Uma primeira leitura possível é a do jogo cinematográfico. Não sabemos muito bem se uma relação amorosa aconteceu mesmo, se o irmão de um deles é contrabandista, se a outra realmente não liga pro comunismo. Enfim, uma brincadeira metalingüística de revelar a presença da câmera, o que dá ao filme um ar de realidade, com elementos ficcionais.
Essa bifurcação leva a uma possível segunda leitura, a da experiência vivida pelos cinco atores. Fica claro que parte dos traumas e questões levantadas durante a noite diz respeito à vida deles. Até onde vai a exposição e a vulnerabilidade? A Falta que nos Move reflete também sobre o exercício do ator.
Ultrapassadas essas duas leituras, o filme vai para aonde?
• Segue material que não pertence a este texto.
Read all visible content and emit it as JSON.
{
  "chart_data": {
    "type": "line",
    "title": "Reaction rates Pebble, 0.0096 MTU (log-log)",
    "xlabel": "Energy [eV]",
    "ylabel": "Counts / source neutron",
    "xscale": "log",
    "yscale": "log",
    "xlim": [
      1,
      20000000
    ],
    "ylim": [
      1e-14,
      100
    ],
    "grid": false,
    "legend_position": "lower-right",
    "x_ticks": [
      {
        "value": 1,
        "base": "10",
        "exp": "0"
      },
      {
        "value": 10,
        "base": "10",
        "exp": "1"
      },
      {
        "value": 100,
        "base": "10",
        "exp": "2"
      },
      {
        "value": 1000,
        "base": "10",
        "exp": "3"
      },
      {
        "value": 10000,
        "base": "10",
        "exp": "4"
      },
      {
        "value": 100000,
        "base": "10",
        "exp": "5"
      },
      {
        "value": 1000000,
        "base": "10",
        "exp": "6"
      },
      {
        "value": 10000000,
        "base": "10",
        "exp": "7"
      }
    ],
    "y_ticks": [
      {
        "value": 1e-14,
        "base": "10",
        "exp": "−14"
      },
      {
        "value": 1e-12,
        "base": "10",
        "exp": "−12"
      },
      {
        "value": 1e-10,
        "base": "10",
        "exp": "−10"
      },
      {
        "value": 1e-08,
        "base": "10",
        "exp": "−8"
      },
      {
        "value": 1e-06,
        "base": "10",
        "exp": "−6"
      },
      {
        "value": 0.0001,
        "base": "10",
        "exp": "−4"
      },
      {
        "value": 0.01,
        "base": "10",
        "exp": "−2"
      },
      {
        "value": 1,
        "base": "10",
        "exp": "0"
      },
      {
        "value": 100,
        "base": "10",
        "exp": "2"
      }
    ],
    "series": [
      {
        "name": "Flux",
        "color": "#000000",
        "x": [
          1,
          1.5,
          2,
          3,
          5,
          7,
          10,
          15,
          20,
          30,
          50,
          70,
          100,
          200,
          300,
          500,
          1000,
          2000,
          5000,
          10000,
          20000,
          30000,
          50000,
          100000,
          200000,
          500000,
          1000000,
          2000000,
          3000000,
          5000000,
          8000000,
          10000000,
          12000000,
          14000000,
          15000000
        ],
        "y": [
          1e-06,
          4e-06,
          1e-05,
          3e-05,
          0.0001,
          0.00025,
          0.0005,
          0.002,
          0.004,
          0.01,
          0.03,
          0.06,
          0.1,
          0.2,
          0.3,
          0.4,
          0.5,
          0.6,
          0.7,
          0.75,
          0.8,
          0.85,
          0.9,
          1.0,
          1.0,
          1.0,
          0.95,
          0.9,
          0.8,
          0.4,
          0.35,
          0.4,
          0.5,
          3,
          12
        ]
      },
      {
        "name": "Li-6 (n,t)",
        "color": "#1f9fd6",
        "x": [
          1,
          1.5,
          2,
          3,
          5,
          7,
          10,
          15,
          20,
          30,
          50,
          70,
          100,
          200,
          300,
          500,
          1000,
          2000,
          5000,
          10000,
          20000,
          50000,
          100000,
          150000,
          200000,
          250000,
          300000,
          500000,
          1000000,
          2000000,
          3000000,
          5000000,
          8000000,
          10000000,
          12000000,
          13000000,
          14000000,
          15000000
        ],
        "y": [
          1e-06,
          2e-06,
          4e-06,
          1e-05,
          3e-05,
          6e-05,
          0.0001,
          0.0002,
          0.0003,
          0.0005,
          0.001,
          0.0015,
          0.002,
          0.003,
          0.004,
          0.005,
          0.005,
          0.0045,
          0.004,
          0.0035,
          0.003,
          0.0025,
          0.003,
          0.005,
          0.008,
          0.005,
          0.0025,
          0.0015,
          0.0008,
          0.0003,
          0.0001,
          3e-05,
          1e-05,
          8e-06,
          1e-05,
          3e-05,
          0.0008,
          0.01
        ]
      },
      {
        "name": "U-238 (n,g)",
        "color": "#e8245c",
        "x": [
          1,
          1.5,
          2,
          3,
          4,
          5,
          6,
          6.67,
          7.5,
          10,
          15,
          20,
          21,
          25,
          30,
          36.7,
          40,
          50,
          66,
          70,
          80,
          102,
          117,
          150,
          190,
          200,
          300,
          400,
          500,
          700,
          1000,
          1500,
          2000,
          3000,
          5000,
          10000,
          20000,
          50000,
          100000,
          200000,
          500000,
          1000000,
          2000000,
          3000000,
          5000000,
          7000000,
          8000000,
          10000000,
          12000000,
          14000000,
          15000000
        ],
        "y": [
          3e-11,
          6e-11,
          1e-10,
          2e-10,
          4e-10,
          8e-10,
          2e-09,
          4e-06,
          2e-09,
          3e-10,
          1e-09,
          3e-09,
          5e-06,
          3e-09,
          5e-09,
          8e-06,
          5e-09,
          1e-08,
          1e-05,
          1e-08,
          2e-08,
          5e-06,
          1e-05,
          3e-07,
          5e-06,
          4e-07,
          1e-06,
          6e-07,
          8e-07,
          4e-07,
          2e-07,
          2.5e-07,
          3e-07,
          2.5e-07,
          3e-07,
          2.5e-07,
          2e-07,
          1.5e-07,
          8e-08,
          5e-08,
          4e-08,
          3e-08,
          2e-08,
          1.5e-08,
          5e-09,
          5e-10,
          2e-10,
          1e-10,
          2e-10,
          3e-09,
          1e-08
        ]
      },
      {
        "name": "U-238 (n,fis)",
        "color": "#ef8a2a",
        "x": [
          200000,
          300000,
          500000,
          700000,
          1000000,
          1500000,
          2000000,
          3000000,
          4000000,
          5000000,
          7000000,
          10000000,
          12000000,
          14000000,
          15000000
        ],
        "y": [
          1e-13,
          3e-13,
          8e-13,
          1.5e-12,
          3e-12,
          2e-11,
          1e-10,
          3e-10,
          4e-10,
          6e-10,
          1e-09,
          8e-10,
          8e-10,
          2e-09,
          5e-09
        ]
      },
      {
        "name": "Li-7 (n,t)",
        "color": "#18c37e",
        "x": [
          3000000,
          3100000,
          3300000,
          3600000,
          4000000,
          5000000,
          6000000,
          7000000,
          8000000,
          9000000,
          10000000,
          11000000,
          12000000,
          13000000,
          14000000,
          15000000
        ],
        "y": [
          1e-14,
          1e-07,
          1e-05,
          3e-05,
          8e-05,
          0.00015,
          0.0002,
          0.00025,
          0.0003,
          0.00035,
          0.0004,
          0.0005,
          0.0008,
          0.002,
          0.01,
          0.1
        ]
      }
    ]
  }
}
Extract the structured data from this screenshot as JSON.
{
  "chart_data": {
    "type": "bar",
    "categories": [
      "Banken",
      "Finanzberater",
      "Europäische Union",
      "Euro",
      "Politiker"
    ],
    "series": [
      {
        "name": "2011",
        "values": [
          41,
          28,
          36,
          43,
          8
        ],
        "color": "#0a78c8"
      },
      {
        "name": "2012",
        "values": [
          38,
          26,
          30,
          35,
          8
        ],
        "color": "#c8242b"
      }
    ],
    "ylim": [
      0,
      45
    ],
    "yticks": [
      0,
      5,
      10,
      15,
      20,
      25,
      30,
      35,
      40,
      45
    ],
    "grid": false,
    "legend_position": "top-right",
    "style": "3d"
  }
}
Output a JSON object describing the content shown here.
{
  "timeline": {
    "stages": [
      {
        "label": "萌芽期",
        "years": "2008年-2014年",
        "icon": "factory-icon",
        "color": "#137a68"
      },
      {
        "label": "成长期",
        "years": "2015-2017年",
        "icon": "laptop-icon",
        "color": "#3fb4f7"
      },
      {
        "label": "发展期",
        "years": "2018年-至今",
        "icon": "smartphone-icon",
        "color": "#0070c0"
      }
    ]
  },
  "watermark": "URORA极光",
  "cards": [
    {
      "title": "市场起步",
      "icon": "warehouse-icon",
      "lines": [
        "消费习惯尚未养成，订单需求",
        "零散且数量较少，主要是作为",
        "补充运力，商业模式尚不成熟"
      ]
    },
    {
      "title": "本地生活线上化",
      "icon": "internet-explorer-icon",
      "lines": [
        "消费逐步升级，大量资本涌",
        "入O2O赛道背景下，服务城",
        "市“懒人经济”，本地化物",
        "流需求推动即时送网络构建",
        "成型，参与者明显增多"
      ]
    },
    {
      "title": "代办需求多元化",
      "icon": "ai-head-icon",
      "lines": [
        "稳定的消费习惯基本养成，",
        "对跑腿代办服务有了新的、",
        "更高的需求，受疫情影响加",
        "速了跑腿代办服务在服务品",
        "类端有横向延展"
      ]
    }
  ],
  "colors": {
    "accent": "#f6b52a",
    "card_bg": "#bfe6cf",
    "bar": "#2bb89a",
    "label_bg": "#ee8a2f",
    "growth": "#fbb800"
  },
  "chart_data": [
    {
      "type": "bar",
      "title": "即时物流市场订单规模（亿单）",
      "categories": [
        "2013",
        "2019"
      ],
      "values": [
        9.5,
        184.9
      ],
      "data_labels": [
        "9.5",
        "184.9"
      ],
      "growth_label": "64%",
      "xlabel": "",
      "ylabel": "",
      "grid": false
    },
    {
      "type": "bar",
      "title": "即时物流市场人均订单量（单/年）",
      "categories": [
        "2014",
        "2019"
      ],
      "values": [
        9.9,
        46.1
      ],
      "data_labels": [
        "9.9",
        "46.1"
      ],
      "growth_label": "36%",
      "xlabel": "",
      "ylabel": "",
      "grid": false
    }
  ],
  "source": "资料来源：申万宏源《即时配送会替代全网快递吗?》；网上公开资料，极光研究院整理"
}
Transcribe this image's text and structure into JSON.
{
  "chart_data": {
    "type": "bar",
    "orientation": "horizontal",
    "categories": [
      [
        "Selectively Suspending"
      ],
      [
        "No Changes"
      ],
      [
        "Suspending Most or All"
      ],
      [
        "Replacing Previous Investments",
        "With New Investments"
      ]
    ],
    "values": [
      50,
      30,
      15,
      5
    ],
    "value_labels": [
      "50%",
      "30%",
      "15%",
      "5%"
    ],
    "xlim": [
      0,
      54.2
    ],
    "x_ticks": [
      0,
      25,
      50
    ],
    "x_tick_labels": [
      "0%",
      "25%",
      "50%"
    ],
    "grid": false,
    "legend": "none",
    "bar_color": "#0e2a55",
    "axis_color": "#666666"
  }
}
Esbarra no exercício metalinguístico de uma experiência vivida e em uma tentativa de negar a representação como cópia da realidade.
Até chegar às duas longas sequências finais, potentes por trazer o descontrole em nível estratosférico, o filme de Christiane Jatahy precisa de um imenso arco dramático para, no fim, provocar a catarse. Mas, até chegar à esperada e frenética resolução, A Falta que nos Move depende das piadas e pequenas viradas que tiraram aos poucos a minha paciência.
Nesse percurso, a iluminação e fotografia de Walter Carvalho (Budapeste), compõem um elemento de sofisticação no filme. Depois dessas leituras, o que resta de A Falta que nos Move é uma reafirmação da necessidade de viver experiências radicais, a defesa da amizade, o vazio e o registro da necessidade do ator em trazer elementos pessoas para o seu trabalho. Mas isso não é novidade.